The question of digital wallet acceptance is a tired one – but for many merchants a decision they might want to reconsider.  Stored credentials, defined as a system or service that stores multiple payment methods for use across multiple websites, is not a new concept.  In fact, many would say it’s not even a hot topic in payments anymore.  The technology has been around for several years and while the number of players in the space initially experienced explosive growth, Javelin Research expects a contraction in the number of providers between 2019 and 2021.  To add to this morbid state of things, consumer usage of mobile and digital wallets has barely grown since ApplePay exploded onto the scene with much fanfare but little bite in October 2014.

Why Care About Digital Wallets Now?

Despite the slow adoption of digital wallets, merchants should still be paying VERY close attention.  Just follow the money – there is a reason that the major players continue to invest in these technologies.  Just last month Google announced a rebranding of AndroidPay into the broader set of offerings now labeled as GooglePay.  Amazon, Apple and PayPal/Venmo also continue their focus in this space.

Despite these investments, the simple fact is consumers and merchants will ultimately decide the fate of digital wallets.  But the current state between merchants and consumers is stuck in a chicken-and-egg scenario.  The ROI for merchants wanting to accept new wallets is dependent on that mobile wallet provider having critical mass to justify it.  Consumers will generally only take the time to register a new wallet provider if the wallet accepted at the merchants they transact with regularly.  Many consumers are sitting on the sideline, whether consciously or not, waiting to see how this plays out.  Today’s digital wallets and payment methods simply do not provide enough incentive or incremental convenience to meaningfully overcome traditional plastic methods.

What is a Merchant to Do?

Unfortunately, there isn’t yet a one size fits all answer in the merchant space.  Merchants with payment scale can certainly make an easier case for the investment necessary to add newer payment methods in their arsenal of consumer choice.  Smaller businesses may be relying on Payment Service Providers (PSPs) with non-integrated solutions.  Through aggregation, PSPs achieve the scale to justify investments and offer these choices to their merchant base.  This leaves a major chasm in the bell curve representing the merchant majority.  Except for perhaps the most prolific providers already mentioned, meager project net present values are going to make it difficult to convince the CFO to move forward.

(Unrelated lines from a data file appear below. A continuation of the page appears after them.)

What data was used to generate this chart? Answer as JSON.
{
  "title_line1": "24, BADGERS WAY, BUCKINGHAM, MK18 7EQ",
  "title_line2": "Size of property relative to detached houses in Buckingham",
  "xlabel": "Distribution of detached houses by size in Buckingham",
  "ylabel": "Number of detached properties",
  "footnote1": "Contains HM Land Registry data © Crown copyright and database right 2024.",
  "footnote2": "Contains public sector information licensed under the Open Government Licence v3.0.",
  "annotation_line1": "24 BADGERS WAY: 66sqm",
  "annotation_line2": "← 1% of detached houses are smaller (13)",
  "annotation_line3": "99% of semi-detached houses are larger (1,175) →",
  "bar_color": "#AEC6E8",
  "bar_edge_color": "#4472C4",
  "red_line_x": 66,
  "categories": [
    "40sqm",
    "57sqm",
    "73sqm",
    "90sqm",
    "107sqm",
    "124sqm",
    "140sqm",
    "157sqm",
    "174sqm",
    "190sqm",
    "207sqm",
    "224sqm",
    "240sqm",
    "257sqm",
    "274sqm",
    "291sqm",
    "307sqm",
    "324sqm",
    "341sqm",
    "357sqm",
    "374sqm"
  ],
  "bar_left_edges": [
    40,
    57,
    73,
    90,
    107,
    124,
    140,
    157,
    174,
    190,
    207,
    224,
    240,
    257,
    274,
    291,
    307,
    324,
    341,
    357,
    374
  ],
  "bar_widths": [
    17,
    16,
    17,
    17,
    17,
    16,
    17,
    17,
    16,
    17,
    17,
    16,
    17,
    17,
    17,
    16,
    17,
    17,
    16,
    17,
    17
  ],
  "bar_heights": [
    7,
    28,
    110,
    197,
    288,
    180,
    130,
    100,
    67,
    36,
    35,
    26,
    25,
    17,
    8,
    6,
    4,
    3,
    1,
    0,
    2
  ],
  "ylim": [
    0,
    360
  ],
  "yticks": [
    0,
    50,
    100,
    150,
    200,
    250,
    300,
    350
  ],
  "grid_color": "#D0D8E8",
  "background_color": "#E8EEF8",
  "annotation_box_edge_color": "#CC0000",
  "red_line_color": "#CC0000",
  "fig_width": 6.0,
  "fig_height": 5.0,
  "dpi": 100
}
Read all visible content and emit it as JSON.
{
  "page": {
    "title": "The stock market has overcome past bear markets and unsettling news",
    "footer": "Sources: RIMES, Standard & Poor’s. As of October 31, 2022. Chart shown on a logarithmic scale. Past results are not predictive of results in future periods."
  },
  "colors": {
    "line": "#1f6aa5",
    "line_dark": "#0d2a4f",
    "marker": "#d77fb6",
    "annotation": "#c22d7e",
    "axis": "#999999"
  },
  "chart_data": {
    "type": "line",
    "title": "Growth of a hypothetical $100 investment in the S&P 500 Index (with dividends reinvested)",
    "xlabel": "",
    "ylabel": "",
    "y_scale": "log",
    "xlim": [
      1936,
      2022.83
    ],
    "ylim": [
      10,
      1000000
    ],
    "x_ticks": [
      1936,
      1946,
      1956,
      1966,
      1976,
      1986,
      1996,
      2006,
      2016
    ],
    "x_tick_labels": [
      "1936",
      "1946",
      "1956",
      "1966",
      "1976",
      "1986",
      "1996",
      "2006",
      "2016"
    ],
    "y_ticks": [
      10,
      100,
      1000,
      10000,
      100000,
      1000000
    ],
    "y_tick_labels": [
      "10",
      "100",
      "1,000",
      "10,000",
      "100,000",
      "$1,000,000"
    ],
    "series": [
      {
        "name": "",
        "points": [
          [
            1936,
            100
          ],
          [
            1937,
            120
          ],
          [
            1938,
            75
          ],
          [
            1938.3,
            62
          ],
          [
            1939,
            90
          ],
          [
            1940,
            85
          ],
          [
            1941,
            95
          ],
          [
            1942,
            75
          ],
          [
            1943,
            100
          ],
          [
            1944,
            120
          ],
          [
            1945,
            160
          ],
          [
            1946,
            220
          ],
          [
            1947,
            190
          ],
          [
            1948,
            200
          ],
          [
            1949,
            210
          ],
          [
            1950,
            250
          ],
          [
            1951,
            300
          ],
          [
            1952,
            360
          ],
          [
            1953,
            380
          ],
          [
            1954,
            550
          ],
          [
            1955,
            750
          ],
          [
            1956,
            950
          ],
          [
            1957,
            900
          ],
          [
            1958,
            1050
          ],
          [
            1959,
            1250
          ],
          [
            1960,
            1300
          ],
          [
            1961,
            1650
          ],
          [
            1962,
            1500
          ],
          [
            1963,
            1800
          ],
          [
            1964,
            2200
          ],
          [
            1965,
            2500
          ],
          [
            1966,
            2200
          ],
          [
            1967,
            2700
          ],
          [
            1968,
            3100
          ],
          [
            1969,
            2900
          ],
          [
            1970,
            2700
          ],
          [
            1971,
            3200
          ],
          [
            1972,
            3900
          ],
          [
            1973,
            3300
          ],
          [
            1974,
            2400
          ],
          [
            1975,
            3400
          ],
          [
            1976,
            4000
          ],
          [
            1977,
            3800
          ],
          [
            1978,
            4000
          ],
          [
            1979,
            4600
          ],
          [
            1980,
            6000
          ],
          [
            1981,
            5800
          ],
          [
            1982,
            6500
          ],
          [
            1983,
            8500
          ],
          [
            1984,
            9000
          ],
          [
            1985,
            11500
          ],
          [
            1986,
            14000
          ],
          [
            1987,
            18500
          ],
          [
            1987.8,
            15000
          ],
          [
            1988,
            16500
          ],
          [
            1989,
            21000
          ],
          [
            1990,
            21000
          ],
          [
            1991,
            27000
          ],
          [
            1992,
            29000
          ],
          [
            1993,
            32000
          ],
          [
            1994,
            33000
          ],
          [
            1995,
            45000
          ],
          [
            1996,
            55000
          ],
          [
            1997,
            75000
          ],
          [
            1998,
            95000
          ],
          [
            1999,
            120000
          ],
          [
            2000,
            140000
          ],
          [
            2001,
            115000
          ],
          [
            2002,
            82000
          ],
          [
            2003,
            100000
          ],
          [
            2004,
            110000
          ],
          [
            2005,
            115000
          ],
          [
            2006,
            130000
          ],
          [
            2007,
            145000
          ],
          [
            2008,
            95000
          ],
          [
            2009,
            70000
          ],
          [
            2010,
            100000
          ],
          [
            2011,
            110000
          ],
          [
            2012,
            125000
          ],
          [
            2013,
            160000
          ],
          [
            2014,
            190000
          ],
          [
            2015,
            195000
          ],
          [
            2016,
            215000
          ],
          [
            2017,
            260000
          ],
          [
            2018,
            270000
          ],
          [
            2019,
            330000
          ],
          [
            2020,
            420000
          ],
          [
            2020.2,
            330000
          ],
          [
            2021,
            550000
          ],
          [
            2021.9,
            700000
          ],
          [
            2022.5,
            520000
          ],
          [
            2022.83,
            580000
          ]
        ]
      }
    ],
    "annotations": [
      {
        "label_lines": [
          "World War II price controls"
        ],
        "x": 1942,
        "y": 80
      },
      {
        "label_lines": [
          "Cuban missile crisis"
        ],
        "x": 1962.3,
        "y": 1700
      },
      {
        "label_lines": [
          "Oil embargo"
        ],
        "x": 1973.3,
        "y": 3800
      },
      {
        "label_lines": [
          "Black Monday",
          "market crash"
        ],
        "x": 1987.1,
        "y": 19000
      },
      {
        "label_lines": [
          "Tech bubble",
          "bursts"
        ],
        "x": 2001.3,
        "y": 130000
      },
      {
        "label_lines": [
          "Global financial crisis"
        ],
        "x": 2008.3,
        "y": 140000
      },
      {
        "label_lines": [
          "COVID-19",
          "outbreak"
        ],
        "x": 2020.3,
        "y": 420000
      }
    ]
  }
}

Where are Digital Wallets Going?

The good news here is that market consolidation is already progressing, and the landscape of choices will shrink.  Through a combination of consumer choice, player acquisitions, and merchant adoption, we will see the logical choices emerge.  Consumers, especially the younger groups, appreciate the convenience and added security of using integrated digital wallets compared to swipe, dip, or keyed entry.  For most merchants this means a waiting game.  However, do not simply wait – pay close attention to adoption and usage metrics and begin plotting a course.  Once a path becomes clearer for your business, execute that strategic plan so that you’re ahead of the competition, with the peace of mind knowing that you haven’t invested in losing solutions.